A few cursery google searches and it is pretty clear that refinishing a section of hardwood floors is a difficult task, even if the work itself is relatively straight forward. The main issue comes in matching the repaired section of stain/finish to the hardwood that surrounds it. Even using the original stain to patch sections can be problematic and end up with easily visible patch jobs throughout your hardwood floors. That being said, Allyson and I “decided” to patch our hardwood floor because there’s no way a patch would look worse that this….
As I discussed previously, the flipper left us with some problem areas in our house, and the area under our bar in the kitchen was one of them. The first step to fix the issue was to refinish the section of the floor that used to be covered by worthless cabinets. Time to break out the sander and bring the section of floor down to bare wood. Note the tape in the picture above marking the last board I wanted to sand down to bare wood. If you can, repairing out to the edge of a board will help make the refinished section less noticeable.
When sanding a floor down to the bare wood, it is important to work your way up from a coarse grit sandpaper (60-80 grit) to a fine grit sandpaper (120-240ish). The first 3 minutes of the video below gives a great pictorial representation of why working your way gradually through grits is important.
For my small section of floor, I used a handheld orbital sander and worked my way from 60 to 80 to 100 to 120 grit sandpaper. In between each sanding I made sure to vacuum up all of the sawdust on the floor. I even ended up building a small tent structure using plastic hanging from the bar to try and contain all of the sawdust, but even with that in place we ended up with a living room and kitchen covered in a fine layer of sawdust.

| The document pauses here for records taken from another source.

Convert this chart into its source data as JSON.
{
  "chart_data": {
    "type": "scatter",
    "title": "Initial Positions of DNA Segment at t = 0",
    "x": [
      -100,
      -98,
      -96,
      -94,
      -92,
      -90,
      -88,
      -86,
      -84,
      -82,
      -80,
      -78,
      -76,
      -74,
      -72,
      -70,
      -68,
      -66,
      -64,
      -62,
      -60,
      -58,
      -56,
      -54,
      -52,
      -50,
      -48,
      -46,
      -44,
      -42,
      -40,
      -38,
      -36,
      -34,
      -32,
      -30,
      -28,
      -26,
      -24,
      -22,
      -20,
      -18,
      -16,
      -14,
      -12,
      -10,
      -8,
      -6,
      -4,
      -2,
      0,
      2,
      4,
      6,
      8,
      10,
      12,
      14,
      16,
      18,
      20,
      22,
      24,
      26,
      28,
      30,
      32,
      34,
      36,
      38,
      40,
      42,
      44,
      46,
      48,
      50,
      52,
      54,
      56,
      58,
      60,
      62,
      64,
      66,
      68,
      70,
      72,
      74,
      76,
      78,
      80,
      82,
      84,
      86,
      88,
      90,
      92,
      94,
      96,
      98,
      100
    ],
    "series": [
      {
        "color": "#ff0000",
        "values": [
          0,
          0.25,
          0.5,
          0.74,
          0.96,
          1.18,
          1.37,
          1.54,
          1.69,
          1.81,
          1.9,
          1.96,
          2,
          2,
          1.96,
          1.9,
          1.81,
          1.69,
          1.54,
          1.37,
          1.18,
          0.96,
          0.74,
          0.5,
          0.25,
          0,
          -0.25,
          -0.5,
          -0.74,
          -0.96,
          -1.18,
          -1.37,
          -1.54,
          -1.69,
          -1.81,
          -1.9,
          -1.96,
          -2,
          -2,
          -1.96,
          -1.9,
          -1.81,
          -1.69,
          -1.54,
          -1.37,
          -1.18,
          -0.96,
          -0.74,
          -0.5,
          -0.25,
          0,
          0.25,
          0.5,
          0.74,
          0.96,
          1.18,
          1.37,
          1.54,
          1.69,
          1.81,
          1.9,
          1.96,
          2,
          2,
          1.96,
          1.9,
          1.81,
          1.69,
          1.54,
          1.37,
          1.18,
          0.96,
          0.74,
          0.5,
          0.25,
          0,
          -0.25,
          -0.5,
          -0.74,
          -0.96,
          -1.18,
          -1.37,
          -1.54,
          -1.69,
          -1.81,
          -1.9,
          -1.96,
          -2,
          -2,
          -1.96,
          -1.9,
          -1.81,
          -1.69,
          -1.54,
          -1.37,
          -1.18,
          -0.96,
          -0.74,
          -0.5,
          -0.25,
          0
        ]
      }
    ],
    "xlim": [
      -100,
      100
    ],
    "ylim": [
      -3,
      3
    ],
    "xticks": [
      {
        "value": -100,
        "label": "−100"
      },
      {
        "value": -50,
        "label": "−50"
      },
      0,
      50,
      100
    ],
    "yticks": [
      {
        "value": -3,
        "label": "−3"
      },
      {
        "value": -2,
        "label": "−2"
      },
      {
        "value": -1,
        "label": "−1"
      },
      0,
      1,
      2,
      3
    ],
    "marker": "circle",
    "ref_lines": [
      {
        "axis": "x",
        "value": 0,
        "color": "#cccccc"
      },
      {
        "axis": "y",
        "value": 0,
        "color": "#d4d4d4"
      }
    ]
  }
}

After completing all of the sanding, it was time to try and match the stain color of the patch to the existing stain. Let me tell you, this was a pain. All we had to go off of was a receipt that said 50% gray, 50% white for the mix. So Allyson and I headed over to home depot and bought a bunch of sample size stains in various shades of gray, white, yellow, and even blue. Our plan was to slowly mix stains together and test them until we found the right match to the existing color. A few hours of mixing like a mad scientist and we ended up with “good enough”.
Time to stain with the “good enough” color. Prior to applying the test stains and the final stain, I “water popped” the floor. This entails wiping the floor with a damp towel, enough to get the wood wet without leaving any standing water, and then letting it dry fully before staining. Doing a water pop is meant to open up the grain of the wood and make it more receptive to the stain that you are about to apply.
Still pretty light after 1 coat of stain (left in place for ~30 seconds before wiping away), I went ahead and did a second coat of stain prior to applying the polyurethane.
In the grand scheme of things, I am extremely happy with how the floor turned out. A few stools in place and no one will ever know that this section of floor had to be refinished to match the rest of the floor.